WntRx wins Phase I NIH STTR grant

InteliSpark client WntRx has been awarded a National Institutes of Health (NIH) Phase I Small Business Technology Transfer (STTR) grant worth $225,000 funded by the National Cancer Institute. The grant is for the STTR project, "Investigation of Antibody-Drug Conjugates of a Novel Target." This will enable WntRx to compete for a NIH Phase II STTR award.

WntRx Pharmaceuticals Inc. is building on the promise of Wnt signaling by applying its unique capabilities to discover and develop non-toxic, selective drugs for the treatment of patients with critical unmet medical needs. The company focuses on the development of novel, safe, selective, oncogenic specific inhibitors of Wnt signaling active in the treatment of cancer.

Antibody–drug conjugates (ADCs) are monoclonal antibodies (mAbs) that are covalently linked to cell-killing drugs and have emerged as a major modality in anti-cancer treatment. As antibody engineering and linker-payload optimization are becoming mature, the discovery and development of new ADCs is increasingly dependent on the identification and validation of new targets that are suitable to this approach.

 LGR4 (leucine-rich repeat containing, G protein-coupled receptor 4) is a seven transmembrane domain receptor that is highly upregulated expression in the majority of solid tumors, including colorectal, lung, and ovarian cancers. LGR4 functions as a receptor of the R-spondin group of stem cell factors to potentiate Wnt signaling.
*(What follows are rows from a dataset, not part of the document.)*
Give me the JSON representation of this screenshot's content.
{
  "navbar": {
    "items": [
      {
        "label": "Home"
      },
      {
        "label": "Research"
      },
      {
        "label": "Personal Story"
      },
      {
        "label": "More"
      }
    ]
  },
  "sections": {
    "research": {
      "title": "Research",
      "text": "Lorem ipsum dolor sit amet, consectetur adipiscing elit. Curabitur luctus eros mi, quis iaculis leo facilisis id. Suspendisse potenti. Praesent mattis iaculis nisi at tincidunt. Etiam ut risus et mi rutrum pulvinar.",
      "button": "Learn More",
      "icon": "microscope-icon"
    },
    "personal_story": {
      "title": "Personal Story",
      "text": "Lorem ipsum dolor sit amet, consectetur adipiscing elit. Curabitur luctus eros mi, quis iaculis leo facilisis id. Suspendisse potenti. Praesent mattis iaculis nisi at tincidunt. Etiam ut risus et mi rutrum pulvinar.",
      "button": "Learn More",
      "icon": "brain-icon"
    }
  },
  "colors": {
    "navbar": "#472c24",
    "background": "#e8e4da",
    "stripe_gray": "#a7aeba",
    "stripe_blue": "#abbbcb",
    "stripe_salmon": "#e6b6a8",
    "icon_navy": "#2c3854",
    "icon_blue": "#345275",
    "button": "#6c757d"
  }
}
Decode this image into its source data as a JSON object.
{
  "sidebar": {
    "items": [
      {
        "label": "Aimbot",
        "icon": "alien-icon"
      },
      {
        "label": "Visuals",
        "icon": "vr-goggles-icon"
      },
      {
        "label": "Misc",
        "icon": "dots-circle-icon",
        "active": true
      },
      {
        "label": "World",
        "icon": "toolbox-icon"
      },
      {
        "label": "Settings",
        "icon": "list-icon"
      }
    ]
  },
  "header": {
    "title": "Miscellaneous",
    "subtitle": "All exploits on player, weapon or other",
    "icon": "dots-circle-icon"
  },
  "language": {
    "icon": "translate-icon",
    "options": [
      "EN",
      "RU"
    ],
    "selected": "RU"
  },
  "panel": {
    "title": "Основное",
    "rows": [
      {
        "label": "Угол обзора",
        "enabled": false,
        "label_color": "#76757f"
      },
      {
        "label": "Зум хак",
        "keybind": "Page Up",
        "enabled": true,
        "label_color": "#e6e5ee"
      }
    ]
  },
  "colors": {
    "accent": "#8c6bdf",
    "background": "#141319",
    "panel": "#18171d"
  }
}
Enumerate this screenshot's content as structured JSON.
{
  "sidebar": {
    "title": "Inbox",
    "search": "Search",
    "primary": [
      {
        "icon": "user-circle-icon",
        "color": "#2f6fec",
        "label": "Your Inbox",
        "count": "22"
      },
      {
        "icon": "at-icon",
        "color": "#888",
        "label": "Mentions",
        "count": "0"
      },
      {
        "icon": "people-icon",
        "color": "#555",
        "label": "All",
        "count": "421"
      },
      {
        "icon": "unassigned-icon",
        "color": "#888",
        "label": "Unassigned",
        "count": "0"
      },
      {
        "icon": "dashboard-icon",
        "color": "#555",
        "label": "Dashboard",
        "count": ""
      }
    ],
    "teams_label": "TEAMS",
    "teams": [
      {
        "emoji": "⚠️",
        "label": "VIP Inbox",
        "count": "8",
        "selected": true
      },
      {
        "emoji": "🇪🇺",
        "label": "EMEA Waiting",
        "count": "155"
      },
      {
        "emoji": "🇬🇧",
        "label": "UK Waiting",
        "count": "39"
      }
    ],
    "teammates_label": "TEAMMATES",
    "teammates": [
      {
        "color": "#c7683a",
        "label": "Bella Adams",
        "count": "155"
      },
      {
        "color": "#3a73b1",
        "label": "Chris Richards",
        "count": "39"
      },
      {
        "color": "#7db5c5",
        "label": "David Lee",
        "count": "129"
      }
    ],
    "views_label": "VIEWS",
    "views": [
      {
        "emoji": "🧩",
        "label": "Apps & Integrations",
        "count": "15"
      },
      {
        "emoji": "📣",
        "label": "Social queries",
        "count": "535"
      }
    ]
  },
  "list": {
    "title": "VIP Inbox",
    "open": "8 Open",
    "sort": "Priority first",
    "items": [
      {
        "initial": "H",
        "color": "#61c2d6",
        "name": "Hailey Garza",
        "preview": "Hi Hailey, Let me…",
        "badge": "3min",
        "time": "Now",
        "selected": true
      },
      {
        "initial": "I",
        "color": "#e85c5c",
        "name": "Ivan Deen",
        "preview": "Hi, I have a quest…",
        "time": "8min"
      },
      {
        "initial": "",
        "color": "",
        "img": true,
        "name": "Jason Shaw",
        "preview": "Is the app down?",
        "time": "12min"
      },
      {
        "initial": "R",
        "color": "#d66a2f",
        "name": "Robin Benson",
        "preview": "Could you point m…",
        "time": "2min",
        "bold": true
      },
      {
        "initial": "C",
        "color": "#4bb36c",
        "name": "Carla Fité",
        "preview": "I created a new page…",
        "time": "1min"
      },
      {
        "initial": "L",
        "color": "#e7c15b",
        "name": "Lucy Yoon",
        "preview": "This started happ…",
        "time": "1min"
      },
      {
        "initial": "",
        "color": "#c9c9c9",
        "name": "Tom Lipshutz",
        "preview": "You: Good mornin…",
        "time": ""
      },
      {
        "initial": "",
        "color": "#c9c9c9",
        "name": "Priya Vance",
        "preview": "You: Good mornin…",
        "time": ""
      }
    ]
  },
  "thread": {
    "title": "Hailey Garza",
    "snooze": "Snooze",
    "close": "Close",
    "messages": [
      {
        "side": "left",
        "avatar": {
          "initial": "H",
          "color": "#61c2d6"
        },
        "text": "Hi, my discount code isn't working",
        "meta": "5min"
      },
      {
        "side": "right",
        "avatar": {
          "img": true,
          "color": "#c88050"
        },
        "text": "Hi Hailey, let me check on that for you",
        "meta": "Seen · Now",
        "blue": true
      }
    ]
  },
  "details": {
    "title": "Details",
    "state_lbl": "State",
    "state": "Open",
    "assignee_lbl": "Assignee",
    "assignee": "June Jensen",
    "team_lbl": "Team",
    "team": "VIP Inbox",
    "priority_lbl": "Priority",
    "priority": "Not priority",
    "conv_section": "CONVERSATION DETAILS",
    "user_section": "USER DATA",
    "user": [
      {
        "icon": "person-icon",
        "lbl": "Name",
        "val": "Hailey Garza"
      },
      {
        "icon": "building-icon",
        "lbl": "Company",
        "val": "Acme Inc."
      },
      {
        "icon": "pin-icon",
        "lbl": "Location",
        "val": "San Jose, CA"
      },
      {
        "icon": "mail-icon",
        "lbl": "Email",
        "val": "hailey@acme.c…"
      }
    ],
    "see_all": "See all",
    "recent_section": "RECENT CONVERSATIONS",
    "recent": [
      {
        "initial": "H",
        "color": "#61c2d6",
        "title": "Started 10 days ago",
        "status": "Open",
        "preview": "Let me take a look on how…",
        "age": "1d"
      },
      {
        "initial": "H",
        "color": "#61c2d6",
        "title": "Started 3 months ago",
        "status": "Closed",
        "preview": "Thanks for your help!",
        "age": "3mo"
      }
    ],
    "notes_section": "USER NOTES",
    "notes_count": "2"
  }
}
WntRX has generated and characterized a panel of highly potent and specific mAbs against native LGR4. Preliminary data showed that LGR4 mAbs conjugated with a potent cytotoxin were able to inhibit the growth of several cancer cell lines with high LGR4 expression in vitro and tumor xenografts in vivo. Here we propose to determine the potency, efficacy, and therapeutic window of anti-LGR4 ADCs in xenograft models of patient-derived tumors to establish proof-of-principle for the use of LGR4-targeded ADCs for the treatment of LGR4-high tumors. These results and conclusions may, for the first time, validate LGR4 as a novel target for the development of ADC-based therapeutics that has the potential to treat a large population of cancer patients.